Gov. Ridge got me going Tuesday, the first day back to work after the Labor Day weekend. Ridge held a news conference to announce that the first 40,000 of the state's new blue-yellow-white license plates had been mailed.

He boasted they're the first plates in the world to feature a Web page address,www.state.pa.us. He said the plates "advertise our high-tech, high-energy 'New Pennsylvania' to the world."

Say what? Surely, the license plates we'll soon be seeing aren't meant to be symbolic of our roads and bridges, some of which haven't been fixed since computers were invented.

The current plates are already ensconced in the transportation record books, scoring two world "firsts" for the Old Pennsylvania -- ineptness and age.

Nobody else but Pennsylvania, and its prison workshops, has ever manufactured license plates whose reflective yellow coating peeled off and blue paint weathered away so soon, leaving 72-square-inch sheets of bare aluminum and Braille-like lettering that cops can almost see.

And nobody but the Pennsylvania Department of Transportation has taken 23 years to start replacing the shoddy license plates, some of which will be more than a quarter of a century old by the time the Bureau of Motor Vehicles finishes changing them in 2002.

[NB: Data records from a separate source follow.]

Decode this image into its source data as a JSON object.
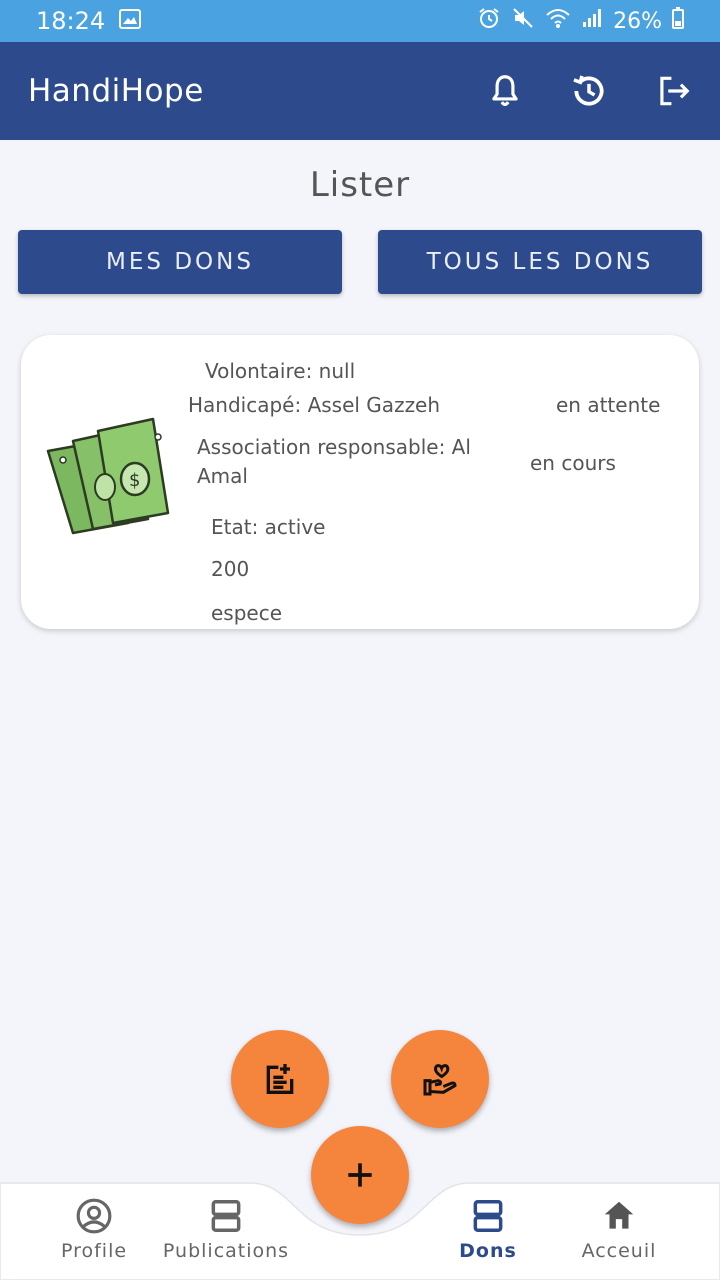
{
  "status": {
    "time": "18:24",
    "battery": "26%"
  },
  "app": {
    "title": "HandiHope"
  },
  "page": {
    "title": "Lister"
  },
  "buttons": {
    "mes_dons": "MES DONS",
    "tous_les_dons": "TOUS LES DONS"
  },
  "card": {
    "volontaire": "Volontaire: null",
    "handicape": "Handicapé: Assel Gazzeh",
    "status1": "en attente",
    "association": "Association responsable: Al Amal",
    "status2": "en cours",
    "etat": "Etat: active",
    "montant": "200",
    "type": "espece"
  },
  "nav": {
    "items": [
      {
        "label": "Profile",
        "icon": "account-circle-icon"
      },
      {
        "label": "Publications",
        "icon": "publications-icon"
      },
      {
        "label": "Dons",
        "icon": "dons-icon"
      },
      {
        "label": "Acceuil",
        "icon": "home-icon"
      }
    ]
  },
  "colors": {
    "primary": "#2d4a8c",
    "accent": "#f5843c",
    "status_bar": "#4aa3e0",
    "background": "#f3f5fb"
  }
}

When Ridge used "high-tech," I'm sure he didn't mean our Pittsburgh traffic-signal system, the most low-tech system of any urban region, adding unnecessary delays to commuting in the only state in the northeastern United States that doesn't own, maintain or control the lights on its highways.

When he used "high-energy," I hope Ridge wasn't referring to the low-energy PennDOT bureaucrats who were finally motivated to correct one of scores of lingering transportation shortcomings when they came up with new license plates.

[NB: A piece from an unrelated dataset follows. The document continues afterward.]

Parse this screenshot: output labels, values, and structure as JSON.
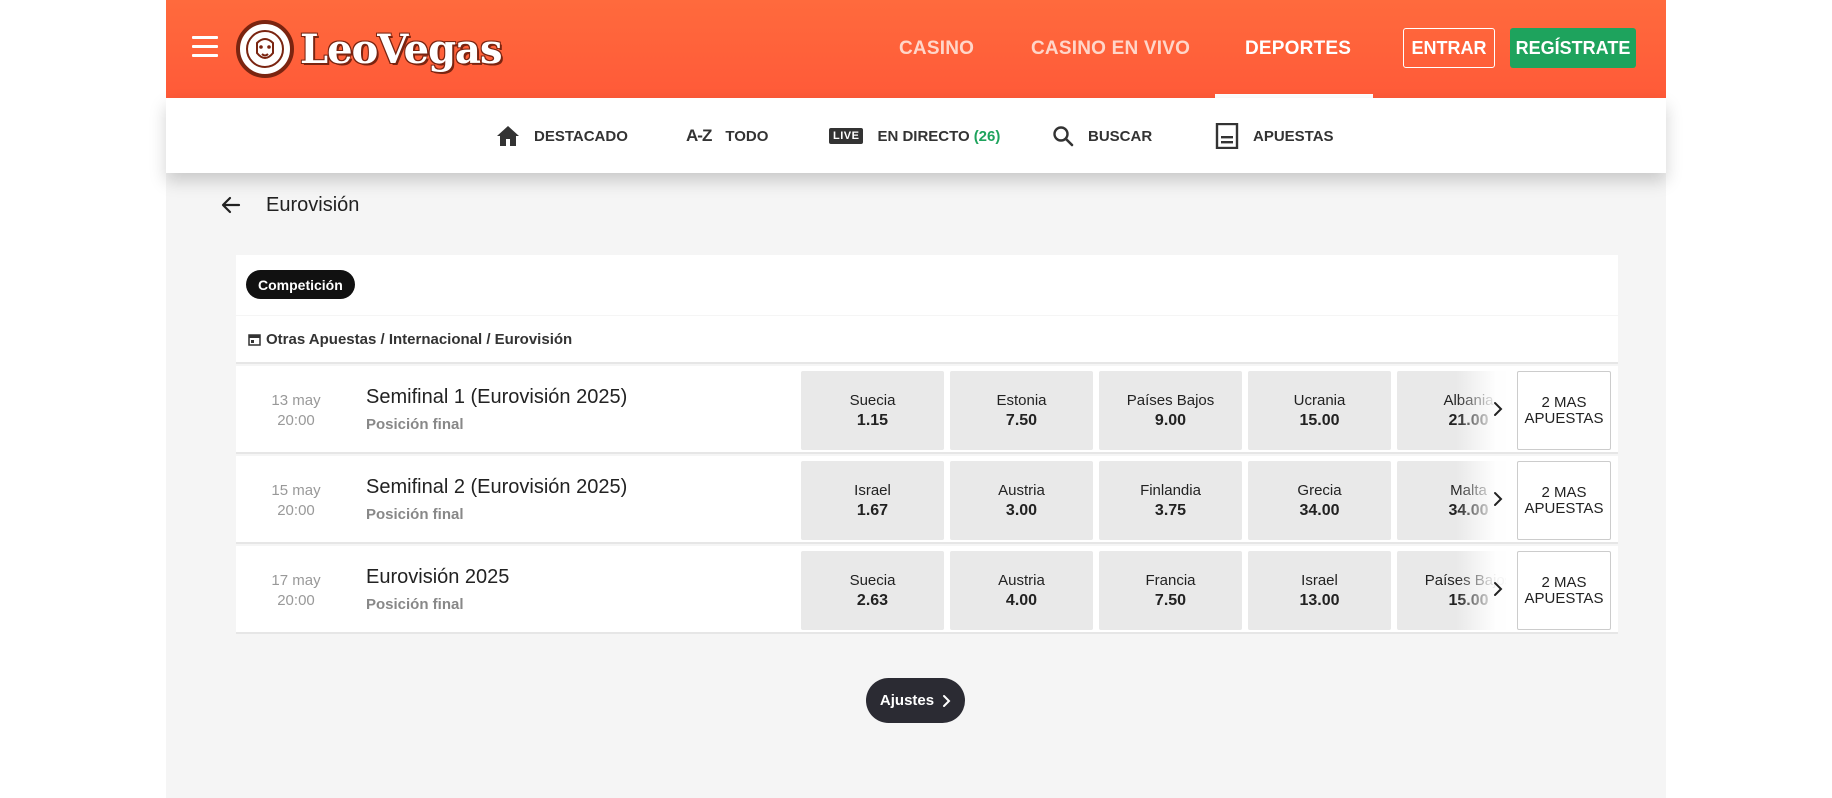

Did his administration discover the "New Pennsylvania" while disposing of "America Starts Here," the former tourist promotion slogan? People who once asked, "It does?" can now wonder, "It is?"

I digress. But when we sit in traffic too long, when transportation inefficiencies make us prisoners of the road, minds wander. I had plenty of time to think about "Getting Around" items, but only so much time to write about them. Ergo.

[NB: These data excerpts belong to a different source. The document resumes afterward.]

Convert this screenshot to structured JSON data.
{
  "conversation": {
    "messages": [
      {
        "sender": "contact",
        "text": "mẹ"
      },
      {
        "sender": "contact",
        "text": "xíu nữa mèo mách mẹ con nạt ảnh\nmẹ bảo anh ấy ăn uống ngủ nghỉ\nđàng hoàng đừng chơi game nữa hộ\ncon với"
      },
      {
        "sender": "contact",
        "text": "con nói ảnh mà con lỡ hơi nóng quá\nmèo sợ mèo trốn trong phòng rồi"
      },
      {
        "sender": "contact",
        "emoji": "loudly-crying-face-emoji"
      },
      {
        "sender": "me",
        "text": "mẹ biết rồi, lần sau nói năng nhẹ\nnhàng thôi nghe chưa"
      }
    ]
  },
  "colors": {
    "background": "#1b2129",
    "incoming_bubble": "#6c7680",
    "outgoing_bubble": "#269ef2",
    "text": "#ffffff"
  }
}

Ah, ha! So you arrived Wednesday morning at parking lots outside Three Rivers Stadium only to find them closed, in order to save space for people attending the Pirates-San Diego game that afternoon. Traffic and Downtown parking were thrown into mayhem once again.

Nobody -- not the city, police, Pirates, Alco Parking, PennDOT -- issued a news release warning commuters, who could have departed earlier for work or school, found alternate parking or rode public transit.

When it comes to transportation, Pittsburgh, as the region's hub, needs a single-source government or agency-sponsored "clearinghouse" to avoid such avoidable, inexcusable situations, whether it's a game day, race day or work day.



If you had the pleasure of traveling the Pennsylvania Turnpike-sponsored Route 51 construction zone through Jefferson Hills last week, you discovered a new use of "changeable message" signs.

I thought I'd been crawling in traffic too long after seeing an advisory about new traffic patterns going into effect Sept. 11 and then Sept. 13. By Friday, the same sign had been changed a third time, to say the traffic patterns would now start Sept. 14. Guess you'll just have to wait and see.

It's the same 2.4-mile-long project where turnpike officials said in January that the contractor would be prohibited from interrupting traffic during rush hours. But either police or flaggers are stopping traffic every couple of minutes anyhow for trucks, workers, equipment and friends.

So much for turnpike credibility.



Factoid. The cost of replacing about 9 million license plates now through 2002 will be about $32 million. If the old plates are recycled, 1,500 tons of aluminum will be saved. Littlearth Productions Inc., a Pittsburgh company, will make your old plates into novelty items, donating $1 from every order to the Environmental Fund for Pennsylvania.